Aluminum soldering requires special techniques to produce flow into certain joints. Solder composition is more important with aluminum than with many other metals, because galvanic corrosion can cause catastrophic failure.

Commonly soldered wrought-aluminum alloys are 1060, 1100, 1145, 3003, 5005, 6061, 7072, and 8112. Aluminum casting alloys are not solderable. Solders with high zinc content are used on wrought-aluminum assemblies. Tin-lead solders are not recommended because of their poor corrosion resistance.

Copper is one of the easiest metals to solder. Nearly all solders and fluxes can be used; the choice depends primarily on the application.

Most copper-base alloys have good solderability. However, alloys containing beryllium, silicon, or aluminum require acid fluxes. Also, copper-zinc alloys (brasses) should not be soldered with tin-antimony or tin-lead-antimony solders containing more than 1% antimony or 0.02% arsenic.

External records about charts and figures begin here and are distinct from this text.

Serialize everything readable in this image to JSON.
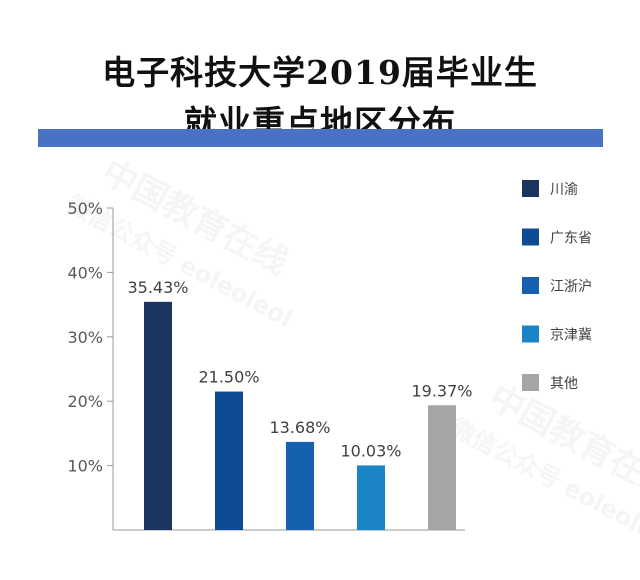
{
  "title": {
    "line1": "电子科技大学2019届毕业生",
    "line2": "就业重点地区分布"
  },
  "watermark": {
    "line1": "中国教育在线",
    "line2": "微信公众号 eoleoleol"
  },
  "chart_data": {
    "type": "bar",
    "title": "电子科技大学2019届毕业生就业重点地区分布",
    "categories": [
      "川渝",
      "广东省",
      "江浙沪",
      "京津冀",
      "其他"
    ],
    "values": [
      35.43,
      21.5,
      13.68,
      10.03,
      19.37
    ],
    "value_labels": [
      "35.43%",
      "21.50%",
      "13.68%",
      "10.03%",
      "19.37%"
    ],
    "colors": [
      "#1b355e",
      "#0d4b94",
      "#1660b0",
      "#1a84c7",
      "#a5a5a5"
    ],
    "yticks": [
      10,
      20,
      30,
      40,
      50
    ],
    "ytick_labels": [
      "10%",
      "20%",
      "30%",
      "40%",
      "50%"
    ],
    "ylim": [
      0,
      50
    ],
    "xlabel": "",
    "ylabel": "",
    "grid": false,
    "legend_position": "right"
  }
}
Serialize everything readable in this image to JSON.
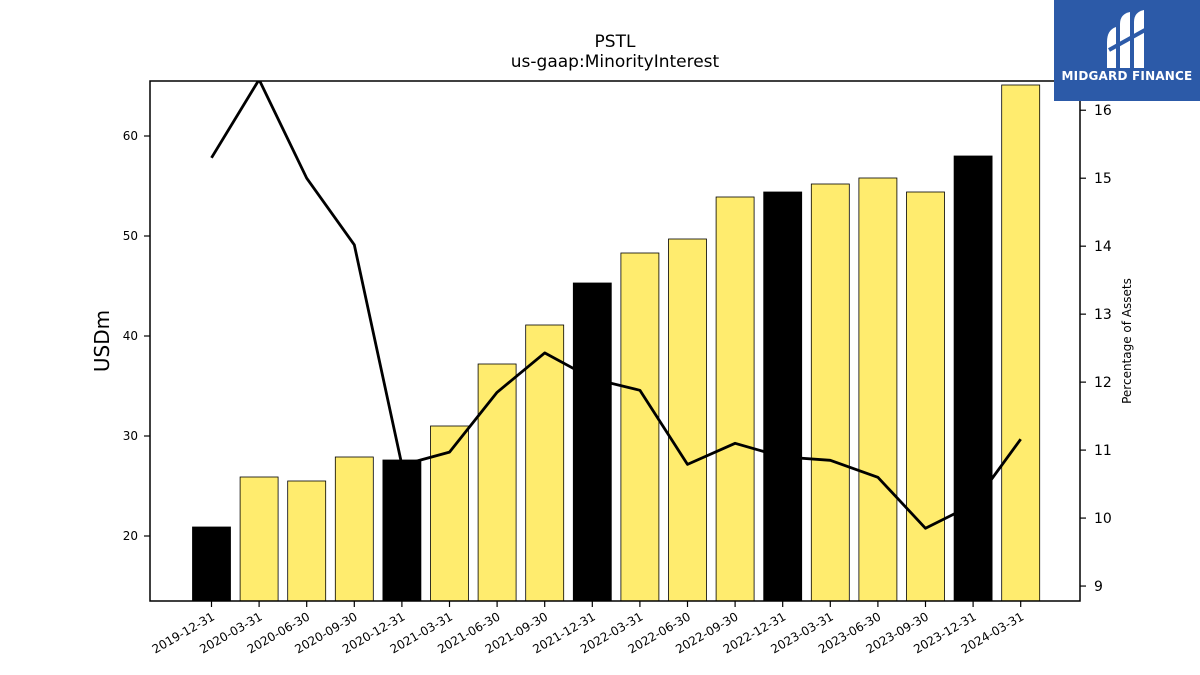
{
  "chart_data": {
    "type": "bar",
    "title": "PSTL",
    "subtitle": "us-gaap:MinorityInterest",
    "ylabel": "USDm",
    "y2label": "Percentage of Assets",
    "categories": [
      "2019-12-31",
      "2020-03-31",
      "2020-06-30",
      "2020-09-30",
      "2020-12-31",
      "2021-03-31",
      "2021-06-30",
      "2021-09-30",
      "2021-12-31",
      "2022-03-31",
      "2022-06-30",
      "2022-09-30",
      "2022-12-31",
      "2023-03-31",
      "2023-06-30",
      "2023-09-30",
      "2023-12-31",
      "2024-03-31"
    ],
    "series": [
      {
        "type": "bar",
        "values": [
          20.9,
          25.9,
          25.5,
          27.9,
          27.6,
          31.0,
          37.2,
          41.1,
          45.3,
          48.3,
          49.7,
          53.9,
          54.4,
          55.2,
          55.8,
          54.4,
          58.0,
          65.1
        ],
        "highlight": [
          true,
          false,
          false,
          false,
          true,
          false,
          false,
          false,
          true,
          false,
          false,
          false,
          true,
          false,
          false,
          false,
          true,
          false
        ],
        "color": "#ffec6e",
        "highlight_color": "#000000"
      },
      {
        "type": "line",
        "axis": "right",
        "values": [
          15.3,
          16.45,
          15.0,
          14.02,
          10.78,
          10.97,
          11.85,
          12.43,
          12.05,
          11.88,
          10.79,
          11.1,
          10.9,
          10.85,
          10.6,
          9.85,
          10.2,
          11.16
        ],
        "color": "#000000"
      }
    ],
    "ylim": [
      13.5,
      65.5
    ],
    "y2lim": [
      8.78,
      16.43
    ],
    "yticks": [
      20,
      30,
      40,
      50,
      60
    ],
    "y2ticks": [
      9,
      10,
      11,
      12,
      13,
      14,
      15,
      16
    ]
  },
  "logo": {
    "text": "MIDGARD FINANCE"
  }
}
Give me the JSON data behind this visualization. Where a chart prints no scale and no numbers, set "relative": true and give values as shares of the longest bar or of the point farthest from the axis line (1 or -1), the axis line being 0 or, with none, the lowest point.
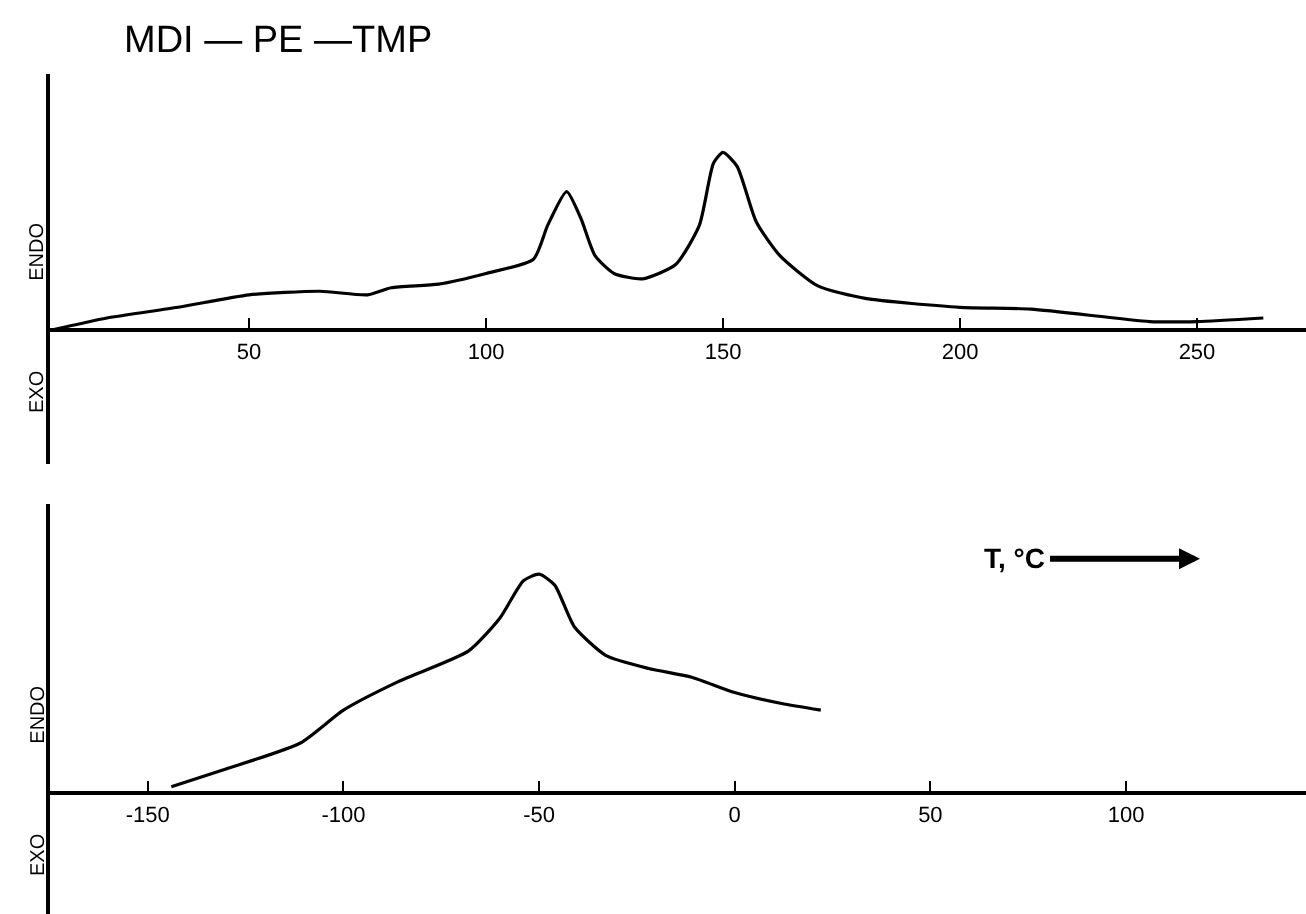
{
  "chart_data": [
    {
      "type": "line",
      "title": "MDI — PE —TMP",
      "relative": true,
      "tick_labels": "x",
      "marker": "none",
      "line_style": "solid",
      "xlim": [
        8,
        273
      ],
      "xticks": [
        50,
        100,
        150,
        200,
        250
      ],
      "annotations": [
        "ENDO",
        "EXO"
      ],
      "series": [
        {
          "color": "#000000",
          "x": [
            8,
            20,
            35,
            50,
            65,
            75,
            80,
            90,
            100,
            110,
            113,
            117,
            120,
            123,
            127,
            133,
            140,
            145,
            148,
            150,
            153,
            157,
            162,
            170,
            180,
            200,
            215,
            240,
            250,
            264
          ],
          "values": [
            0,
            0.07,
            0.13,
            0.2,
            0.22,
            0.2,
            0.24,
            0.26,
            0.32,
            0.4,
            0.59,
            0.78,
            0.63,
            0.42,
            0.32,
            0.29,
            0.37,
            0.59,
            0.94,
            1,
            0.92,
            0.61,
            0.42,
            0.25,
            0.18,
            0.13,
            0.12,
            0.05,
            0.05,
            0.07
          ]
        }
      ]
    },
    {
      "type": "line",
      "relative": true,
      "tick_labels": "x",
      "marker": "none",
      "line_style": "solid",
      "xlim": [
        -175,
        146
      ],
      "xticks": [
        -150,
        -100,
        -50,
        0,
        50,
        100
      ],
      "annotations": [
        "ENDO",
        "EXO",
        "T, °C"
      ],
      "series": [
        {
          "color": "#000000",
          "x": [
            -144,
            -132,
            -111,
            -100,
            -86,
            -68,
            -60,
            -54,
            -50,
            -46,
            -41,
            -33,
            -22,
            -11,
            0,
            12,
            22
          ],
          "values": [
            0.03,
            0.1,
            0.23,
            0.38,
            0.51,
            0.65,
            0.8,
            0.97,
            1,
            0.95,
            0.76,
            0.63,
            0.57,
            0.53,
            0.46,
            0.41,
            0.38
          ]
        }
      ]
    }
  ]
}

Nickel and high-nickel alloys can be soldered either to themselves or to other solderable metals. Pure nickel and such alloys as Monel, K Monel, Permanickel, and Duranickel are solderable with inorganic fluxes. Alloys such as Inconel, Incoloy, Inconel X, and Nimonic 75 are difficult to solder.

Age-hardenable materials should be soldered after aging. The temperature involved in soldering will not soften such metals as Duranickel, K Monel, and Inconel X, which have been fully age hardened. Relatively high-tin solders such as 60% tin/40% lead or 50% tin/50% lead are used for joining high-nickel alloys.

Zinc soldering is not difficult. Zinc-chloride fluxes containing some hydrochloric acid are generally used. Zinc die castings normally contain aluminum and other alloys that make them very difficult to solder. These must be treated as though they were an aluminum alloy.

Ferrous materials:Solderability of steel is influenced by its alloying constituents. Low-alloy or mild steels are most easily soldered. Mildly corrosive fluxes are necessary. Medium-carbon steels (0.30 to 0.45% C) solder less readily than low-carbon steels (0.30% C or less). Consequently, surface preparation is more critical. High-carbon steels (over 0.45% C) are seldom soldered. A hot alkaline cleaner, followed by an acid dip, generally produces good soldering surfaces. To facilitate fabrication, these metals can be precoated with solder to provide corrosion protection and improve on-site joining.

Stainless steels can be joined by commercially available lead-tin solders, but corrosive stainless-steel fluxes must be used. If the soldered joint is inaccessible and flux cannot be removed after assembly, pretinning of parts is imperative. Cast iron should not be soldered.

In the case of critical applications, including those for nuclear products, designers should make sure there are no detrimental reactions between the base metals and the solder used.